No.000019 ('98.10.20) 「肛門キャップ」

前々回は下痢、前回は便秘の人々を排便を楽しくする発明を公表したが、これを見た軟便の人からメールが来た。以下に内容を示そう。「下痢ほどは苦しくないにしても、軟便者の苦労も相当なものである。脱糞の危機に常にさらされており、腹部への衝撃によってパンツは容易に茶色に染まってしまうのである。是非軟便者のための器具を発明して頂きたい。」

本発明者は、軟便を苦しみから解放するとともに、排便を楽しくする器具を発明した。左図がその器具「肛門キャップ」である。黄色の筒状のノズルを肛門に差し、赤のキャップをしておけばもう安心。不用意な脱糞を完全に防止できるのである。

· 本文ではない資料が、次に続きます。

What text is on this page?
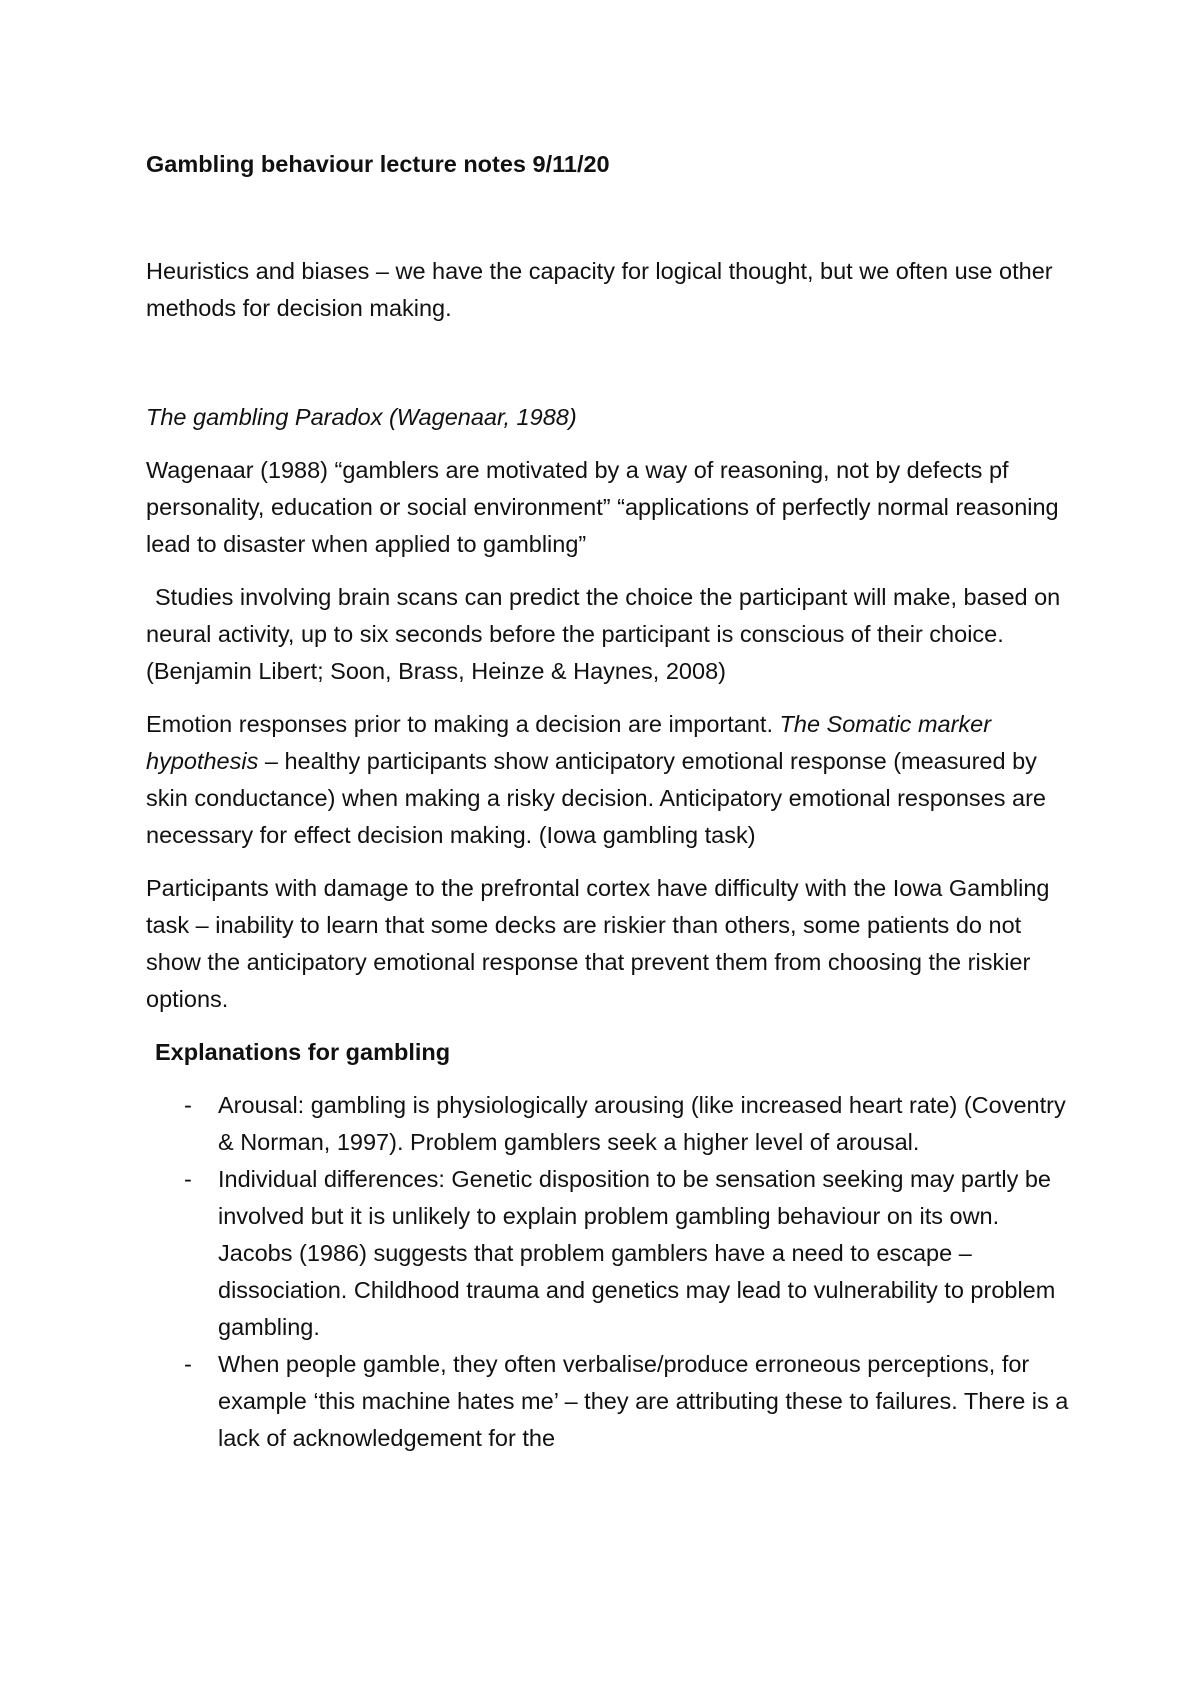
Gambling behaviour lecture notes 9/11/20

Heuristics and biases – we have the capacity for logical thought, but we often use other methods for decision making.

The gambling Paradox (Wagenaar, 1988)

Wagenaar (1988) “gamblers are motivated by a way of reasoning, not by defects pf personality, education or social environment” “applications of perfectly normal reasoning lead to disaster when applied to gambling”

Studies involving brain scans can predict the choice the participant will make, based on neural activity, up to six seconds before the participant is conscious of their choice. (Benjamin Libert; Soon, Brass, Heinze & Haynes, 2008)

Emotion responses prior to making a decision are important. The Somatic marker hypothesis – healthy participants show anticipatory emotional response (measured by skin conductance) when making a risky decision. Anticipatory emotional responses are necessary for effect decision making. (Iowa gambling task)

Participants with damage to the prefrontal cortex have difficulty with the Iowa Gambling task – inability to learn that some decks are riskier than others, some patients do not show the anticipatory emotional response that prevent them from choosing the riskier options.

Explanations for gambling

- Arousal: gambling is physiologically arousing (like increased heart rate) (Coventry & Norman, 1997). Problem gamblers seek a higher level of arousal.
- Individual differences: Genetic disposition to be sensation seeking may partly be involved but it is unlikely to explain problem gambling behaviour on its own. Jacobs (1986) suggests that problem gamblers have a need to escape – dissociation. Childhood trauma and genetics may lead to vulnerability to problem gambling.
- When people gamble, they often verbalise/produce erroneous perceptions, for example ‘this machine hates me’ – they are attributing these to failures. There is a lack of acknowledgement for the
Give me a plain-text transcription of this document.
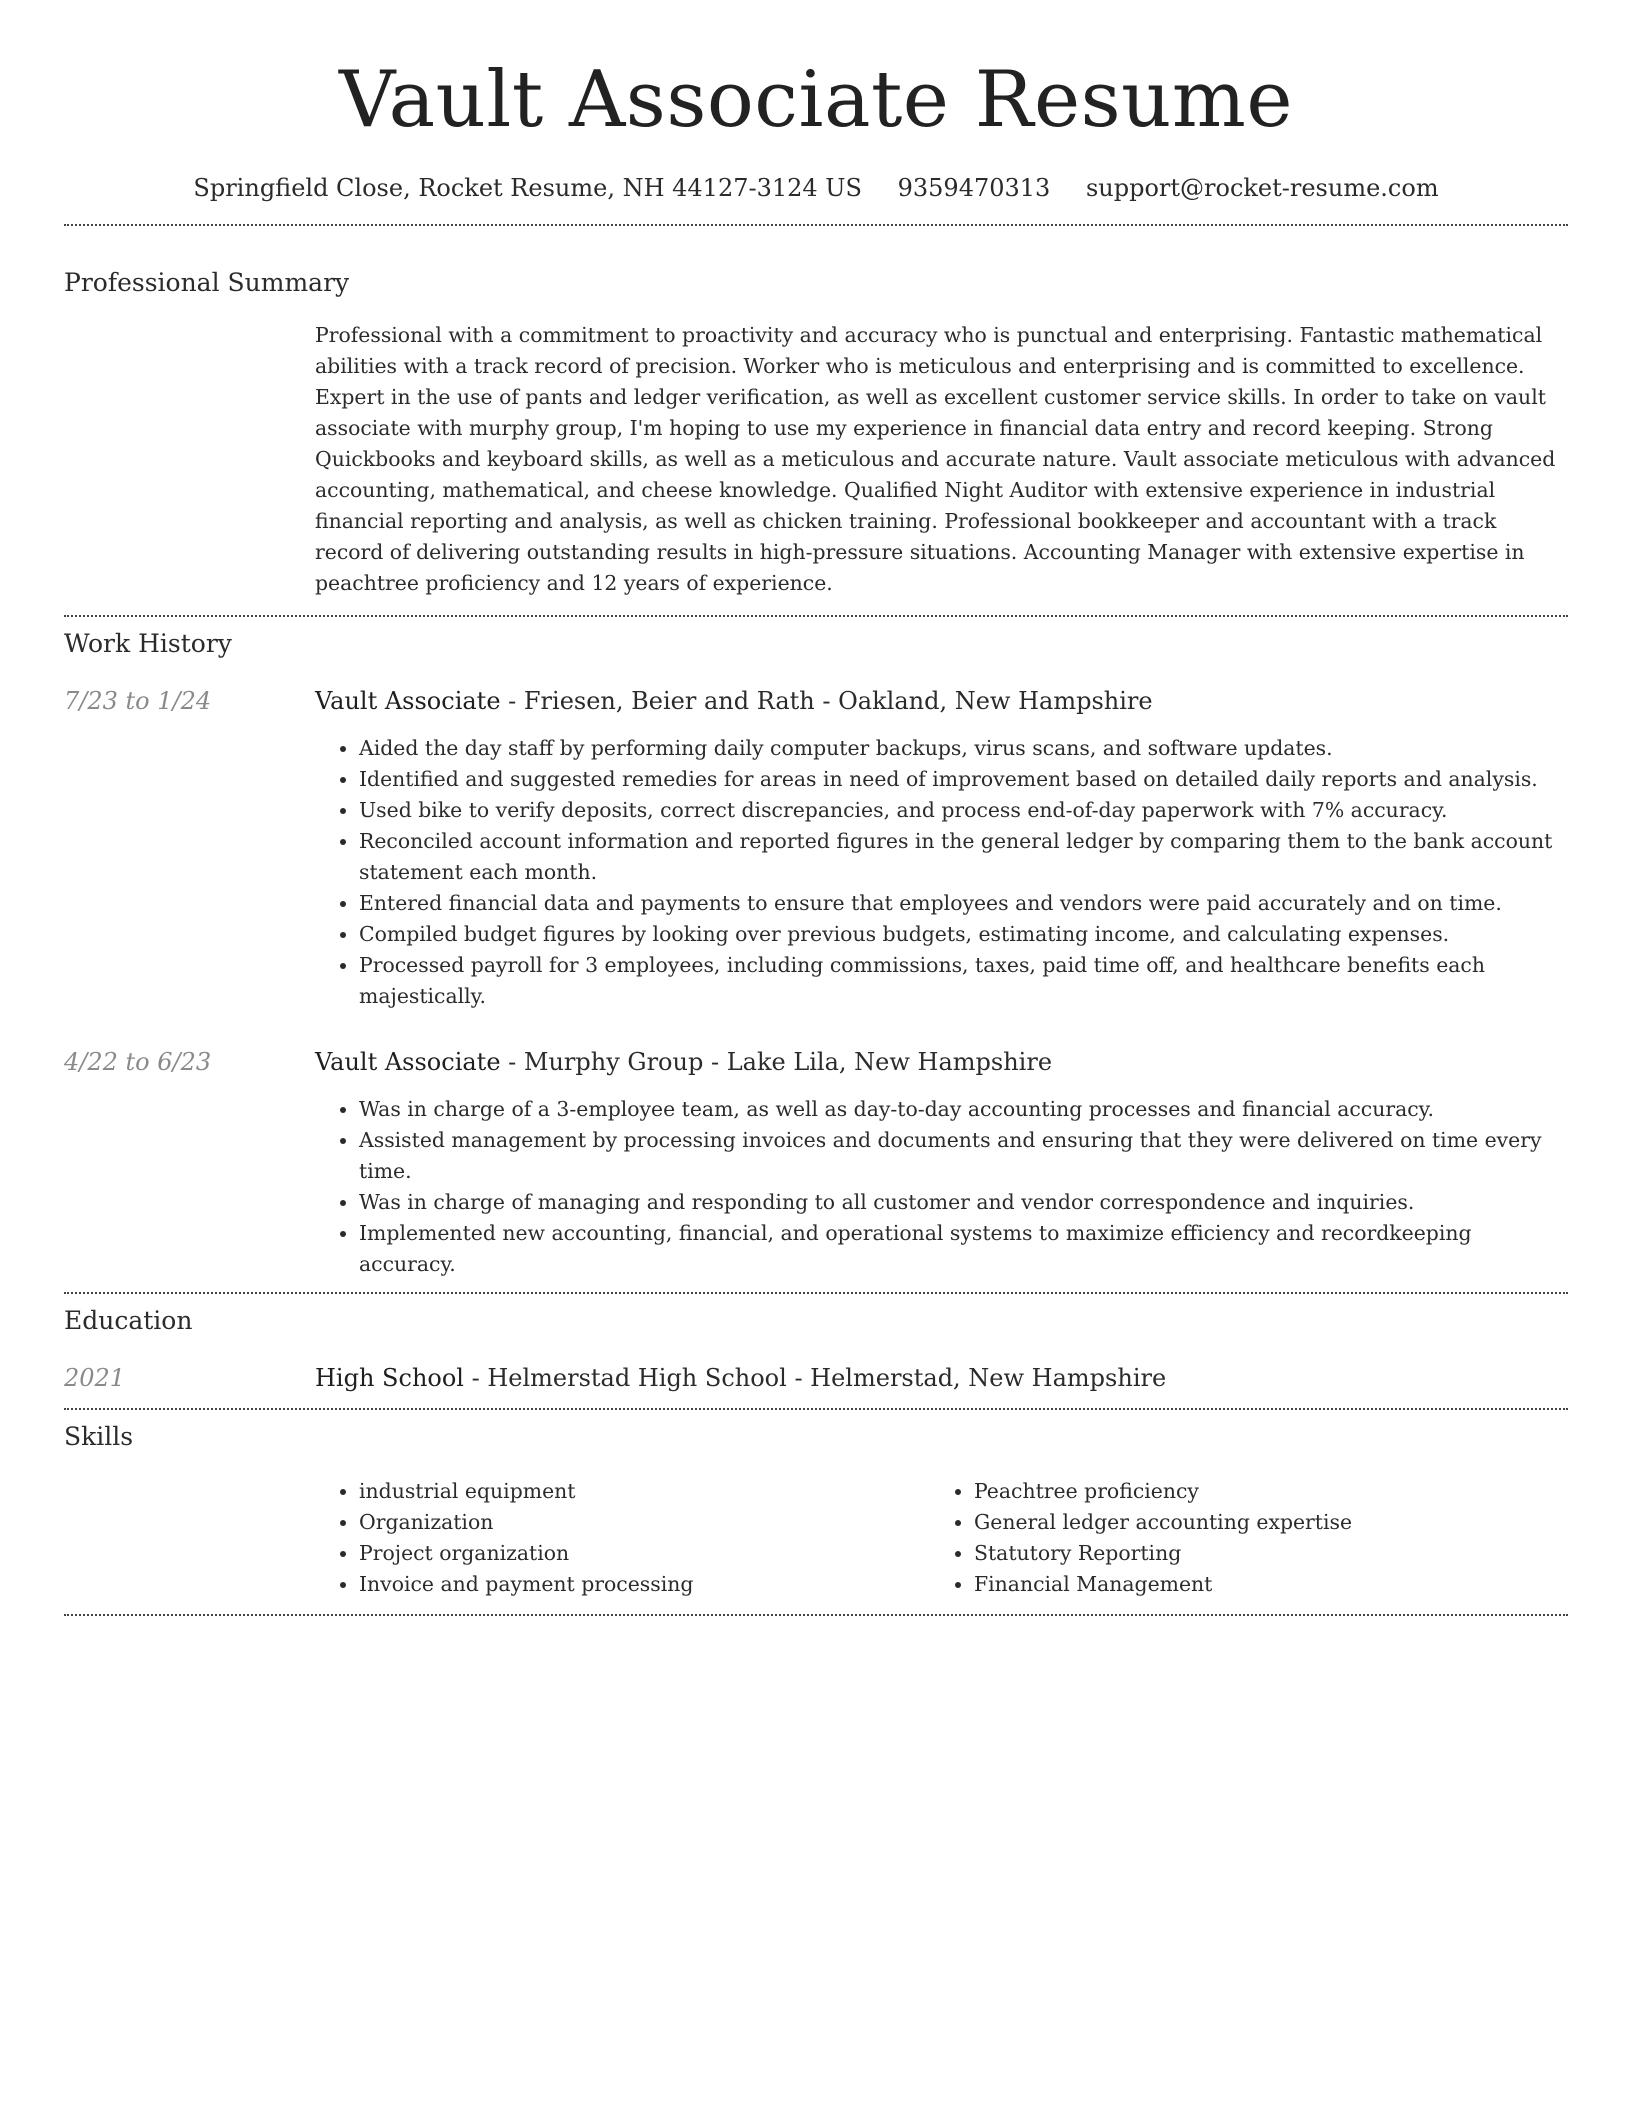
Vault Associate Resume
Springfield Close, Rocket Resume, NH 44127-3124 US 9359470313 support@rocket-resume.com
Professional Summary
Professional with a commitment to proactivity and accuracy who is punctual and enterprising. Fantastic mathematical abilities with a track record of precision. Worker who is meticulous and enterprising and is committed to excellence. Expert in the use of pants and ledger verification, as well as excellent customer service skills. In order to take on vault associate with murphy group, I'm hoping to use my experience in financial data entry and record keeping. Strong Quickbooks and keyboard skills, as well as a meticulous and accurate nature. Vault associate meticulous with advanced accounting, mathematical, and cheese knowledge. Qualified Night Auditor with extensive experience in industrial financial reporting and analysis, as well as chicken training. Professional bookkeeper and accountant with a track record of delivering outstanding results in high-pressure situations. Accounting Manager with extensive expertise in peachtree proficiency and 12 years of experience.
Work History
7/23 to 1/24	Vault Associate - Friesen, Beier and Rath - Oakland, New Hampshire
• Aided the day staff by performing daily computer backups, virus scans, and software updates.
• Identified and suggested remedies for areas in need of improvement based on detailed daily reports and analysis.
• Used bike to verify deposits, correct discrepancies, and process end-of-day paperwork with 7% accuracy.
• Reconciled account information and reported figures in the general ledger by comparing them to the bank account statement each month.
• Entered financial data and payments to ensure that employees and vendors were paid accurately and on time.
• Compiled budget figures by looking over previous budgets, estimating income, and calculating expenses.
• Processed payroll for 3 employees, including commissions, taxes, paid time off, and healthcare benefits each majestically.
4/22 to 6/23	Vault Associate - Murphy Group - Lake Lila, New Hampshire
• Was in charge of a 3-employee team, as well as day-to-day accounting processes and financial accuracy.
• Assisted management by processing invoices and documents and ensuring that they were delivered on time every time.
• Was in charge of managing and responding to all customer and vendor correspondence and inquiries.
• Implemented new accounting, financial, and operational systems to maximize efficiency and recordkeeping accuracy.
Education
2021	High School - Helmerstad High School - Helmerstad, New Hampshire
Skills
• industrial equipment
• Organization
• Project organization
• Invoice and payment processing
• Peachtree proficiency
• General ledger accounting expertise
• Statutory Reporting
• Financial Management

本発明は脱糞を防止するだけではない。賢明な読者は既にお気付きかと思うが、ノズルの穴の形を変えることによって、出す糞の形をいろいろ変えることができるのである。こんなことが出来るのは軟便者の特権であろう。穴の形は星型がスタンダードだが、他にもハート型、板型、うどん型、さらには使用者の好みの穴が開けられるセット「ノズルツクール」もあり、バリエーションは無限である。

今回までに下痢、軟便、便秘の人々を救うことが出来た。では快便の人々に排便の楽しみを与える発明は必要無いのか?という声があがってきそうだ。これに対する本発明者の回答は「不要」である。快便はそれ自体が至高の楽しみであるはずだから。

                            

No.000020 ('98.10.31) 「直糞エンジン」発明者 伯爵教授(糞臭大学)

No.000013「カートイレ・モレーヌ」では、尿は人知れず処理できたが糞の処理が課題として残されていた。しかしこの度ついに、糞をも誰にも気付かれずに処理できる機構が発明された。もちろんただ単に処理するだけではなく、例によって最大限の有効利用を行うのである。

屁に火を付けると爆発することは漫画等でよく知られている事実である。本発明者はこれに着目し、屁の親玉ともいうべき糞であれば、より多くの爆発性ガスを含み、すなわち、より強烈な爆発力が得られることに気付いた。これを利用しない手は無い。

右図が本発明「直糞エンジン」である。運転手が糞を直接エンジン筒内に注入して、爆発させてエンジンを回転させるのである。もちろん糞は跡形もない。もちろんガソリンも不要。エコノミカルかつエコロジカルな素晴らしい発明である。

これまでの試作機では、エンジン回転初期には、せっかく出した糞が前の糞の爆発時に逆流して肛門内に戻ってしまうという現象が確認されている。但し、この後に運転手の脱糞力は初期のおよそ3倍になるため、軌道に乗ってしまえば大丈夫である。